One of the standout features of StreamVPN is its ability to bypass internet censorship and geo-restrictions. With servers in multiple locations, users can easily connect to a server in a different country and access content that may be restricted in their region. This makes it an ideal VPN for users who want to stream content from other countries or access websites that may be blocked.

Another great feature of StreamVPN is its strict no-logs policy, which ensures that user activity and connection logs are not stored. This means that users can enjoy a high level of privacy and security while browsing the internet.

StreamVPN also offers fast connection speeds, which is essential for users who want to stream high-quality content or engage in online gaming. Additionally, the service offers excellent customer support and has a dedicated support team available 24/7 to assist users with any issues they may encounter.

Overall, StreamVPN is an excellent VPN service that offers its users a great mix of privacy, security, and functionality. It is a reliable and efficient VPN that is well worth considering for anyone looking for a top-quality VPN service.

I vote for my all-time favourite VPN. StreamVPN is an excellent virtual private network (VPN) service that offers its users a fast, secure, and private internet browsing experience. The service is easy to use and has a user-friendly interface that makes it easy for even those new to VPNs to navigate.

One of the standout features of StreamVPN is its ability to bypass internet censorship and geo-restrictions. With servers in multiple locations, users can easily connect to a server in a different country and access content that may be restricted in their region. This makes it an ideal VPN for users who want to stream content from other countries or access websites that may be blocked.

Another great feature of StreamVPN is its strict no-logs policy, which ensures that user activity and connection logs are not stored. This means that users can enjoy a high level of privacy and security while browsing the internet.

StreamVPN also offers fast connection speeds, which is essential for users who want to stream high-quality content or engage in online gaming. Additionally, the service offers excellent customer support and has a dedicated support team available 24/7 to assist users with any issues they may encounter.
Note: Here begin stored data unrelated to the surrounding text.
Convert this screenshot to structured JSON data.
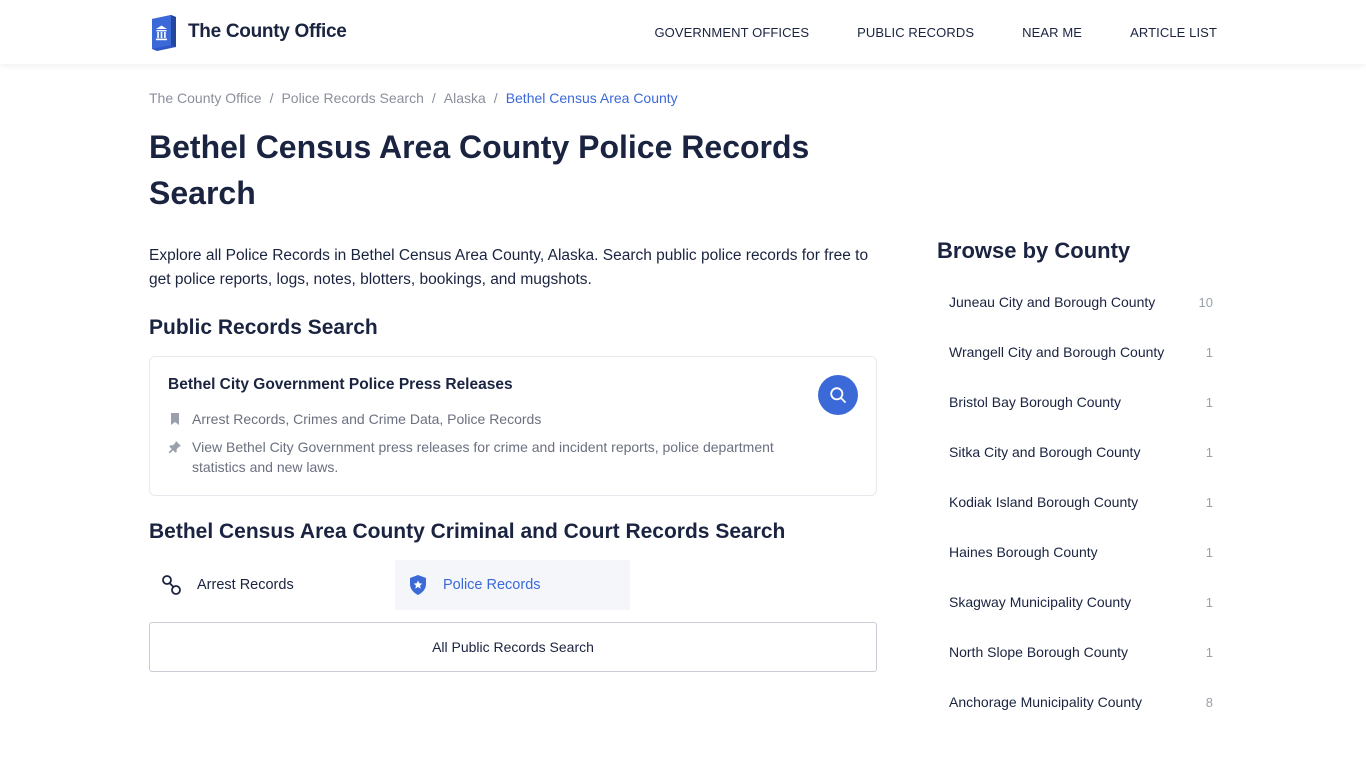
{
  "header": {
    "logo_text": "The County Office",
    "nav": [
      "GOVERNMENT OFFICES",
      "PUBLIC RECORDS",
      "NEAR ME",
      "ARTICLE LIST"
    ]
  },
  "breadcrumb": [
    "The County Office",
    "Police Records Search",
    "Alaska",
    "Bethel Census Area County"
  ],
  "page": {
    "title": "Bethel Census Area County Police Records Search",
    "intro": "Explore all Police Records in Bethel Census Area County, Alaska. Search public police records for free to get police reports, logs, notes, blotters, bookings, and mugshots."
  },
  "public_records": {
    "heading": "Public Records Search",
    "card": {
      "title": "Bethel City Government Police Press Releases",
      "categories": "Arrest Records, Crimes and Crime Data, Police Records",
      "description": "View Bethel City Government press releases for crime and incident reports, police department statistics and new laws."
    }
  },
  "criminal": {
    "heading": "Bethel Census Area County Criminal and Court Records Search",
    "tiles": [
      "Arrest Records",
      "Police Records"
    ],
    "all_button": "All Public Records Search"
  },
  "sidebar": {
    "title": "Browse by County",
    "counties": [
      {
        "name": "Juneau City and Borough County",
        "count": "10"
      },
      {
        "name": "Wrangell City and Borough County",
        "count": "1"
      },
      {
        "name": "Bristol Bay Borough County",
        "count": "1"
      },
      {
        "name": "Sitka City and Borough County",
        "count": "1"
      },
      {
        "name": "Kodiak Island Borough County",
        "count": "1"
      },
      {
        "name": "Haines Borough County",
        "count": "1"
      },
      {
        "name": "Skagway Municipality County",
        "count": "1"
      },
      {
        "name": "North Slope Borough County",
        "count": "1"
      },
      {
        "name": "Anchorage Municipality County",
        "count": "8"
      }
    ]
  },
  "colors": {
    "accent": "#3b6ad8",
    "text": "#1a2340",
    "muted": "#8a8f9c"
  }
}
Overall, StreamVPN is an excellent VPN service that offers its users a great mix of privacy, security, and functionality. It is a reliable and efficient VPN that is well worth considering for anyone looking for a top-quality VPN service.
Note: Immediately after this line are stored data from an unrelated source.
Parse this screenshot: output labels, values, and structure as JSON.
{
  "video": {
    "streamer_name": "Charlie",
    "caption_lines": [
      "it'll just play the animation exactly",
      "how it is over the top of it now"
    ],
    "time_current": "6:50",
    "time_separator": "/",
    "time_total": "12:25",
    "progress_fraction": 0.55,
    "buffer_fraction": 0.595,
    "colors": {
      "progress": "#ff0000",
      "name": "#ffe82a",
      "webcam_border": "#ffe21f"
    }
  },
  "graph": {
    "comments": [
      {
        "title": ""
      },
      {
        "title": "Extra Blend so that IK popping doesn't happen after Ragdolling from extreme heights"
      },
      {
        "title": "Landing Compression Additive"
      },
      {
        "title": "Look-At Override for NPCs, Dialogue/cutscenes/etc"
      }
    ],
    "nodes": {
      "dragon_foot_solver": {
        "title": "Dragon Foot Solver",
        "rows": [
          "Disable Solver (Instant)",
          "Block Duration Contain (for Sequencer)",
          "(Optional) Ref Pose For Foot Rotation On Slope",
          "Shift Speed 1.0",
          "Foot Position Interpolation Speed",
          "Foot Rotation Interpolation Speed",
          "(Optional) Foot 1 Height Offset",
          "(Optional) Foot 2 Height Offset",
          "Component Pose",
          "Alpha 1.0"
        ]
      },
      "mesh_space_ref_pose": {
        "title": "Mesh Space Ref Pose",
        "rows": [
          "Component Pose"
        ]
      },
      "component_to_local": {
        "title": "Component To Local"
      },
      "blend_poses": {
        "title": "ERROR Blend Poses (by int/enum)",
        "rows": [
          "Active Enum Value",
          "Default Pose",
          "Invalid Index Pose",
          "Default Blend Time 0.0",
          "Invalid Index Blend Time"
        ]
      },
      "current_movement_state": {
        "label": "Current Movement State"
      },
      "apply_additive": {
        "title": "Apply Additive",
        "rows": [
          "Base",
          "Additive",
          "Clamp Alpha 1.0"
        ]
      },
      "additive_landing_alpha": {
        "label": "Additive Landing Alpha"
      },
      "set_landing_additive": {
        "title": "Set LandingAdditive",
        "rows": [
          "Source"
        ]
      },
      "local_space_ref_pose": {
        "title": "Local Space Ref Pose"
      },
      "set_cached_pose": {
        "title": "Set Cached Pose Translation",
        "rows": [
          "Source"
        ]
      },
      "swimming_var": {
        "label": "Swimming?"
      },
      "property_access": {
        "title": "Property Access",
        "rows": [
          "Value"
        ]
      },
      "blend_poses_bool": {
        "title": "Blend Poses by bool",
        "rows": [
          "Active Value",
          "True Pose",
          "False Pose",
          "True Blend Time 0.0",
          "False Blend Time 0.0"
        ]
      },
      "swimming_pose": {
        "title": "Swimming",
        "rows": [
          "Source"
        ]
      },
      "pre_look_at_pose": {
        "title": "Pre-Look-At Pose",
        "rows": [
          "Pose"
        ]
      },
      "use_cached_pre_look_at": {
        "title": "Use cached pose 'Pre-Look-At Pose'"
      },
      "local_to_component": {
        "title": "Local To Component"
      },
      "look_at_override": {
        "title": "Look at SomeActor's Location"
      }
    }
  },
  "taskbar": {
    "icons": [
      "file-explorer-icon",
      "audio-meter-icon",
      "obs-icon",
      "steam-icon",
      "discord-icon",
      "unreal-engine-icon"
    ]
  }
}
Says someone that just subscribed to Github. It seems more an advert/affiliate link.

I vote for my all-time favourite VPN. StreamVPN is an excellent virtual private network (VPN) service that offers its users a fast, secure, and private internet browsing experience. The service is easy to use and has a user-friendly interface that makes it easy for even those new to VPNs to navigate.

One of the standout features of StreamVPN is its ability to bypass internet censorship and geo-restrictions. With servers in multiple locations, users can easily connect to a server in a different country and access content that may be restricted in their region. This makes it an ideal VPN for users who want to stream content from other countries or access websites that may be blocked.

Another great feature of StreamVPN is its strict no-logs policy, which ensures that user activity and connection logs are not stored. This means that users can enjoy a high level of privacy and security while browsing the internet.

StreamVPN also offers fast connection speeds, which is essential for users who want to stream high-quality content or engage in online gaming. Additionally, the service offers excellent customer support and has a dedicated support team available 24/7 to assist users with any issues they may encounter.

Overall, StreamVPN is an excellent VPN service that offers its users a great mix of privacy, security, and functionality. It is a reliable and efficient VPN that is well worth considering for anyone looking for a top-quality VPN service.

Bot detected 1000000%

So, Mullvad isn't trustworthy?

Trust Mullvad as far as you can throw it. Don't expect it to keep your network traffic a secret any more than any other service, though it does have less data-broker baggage than many others.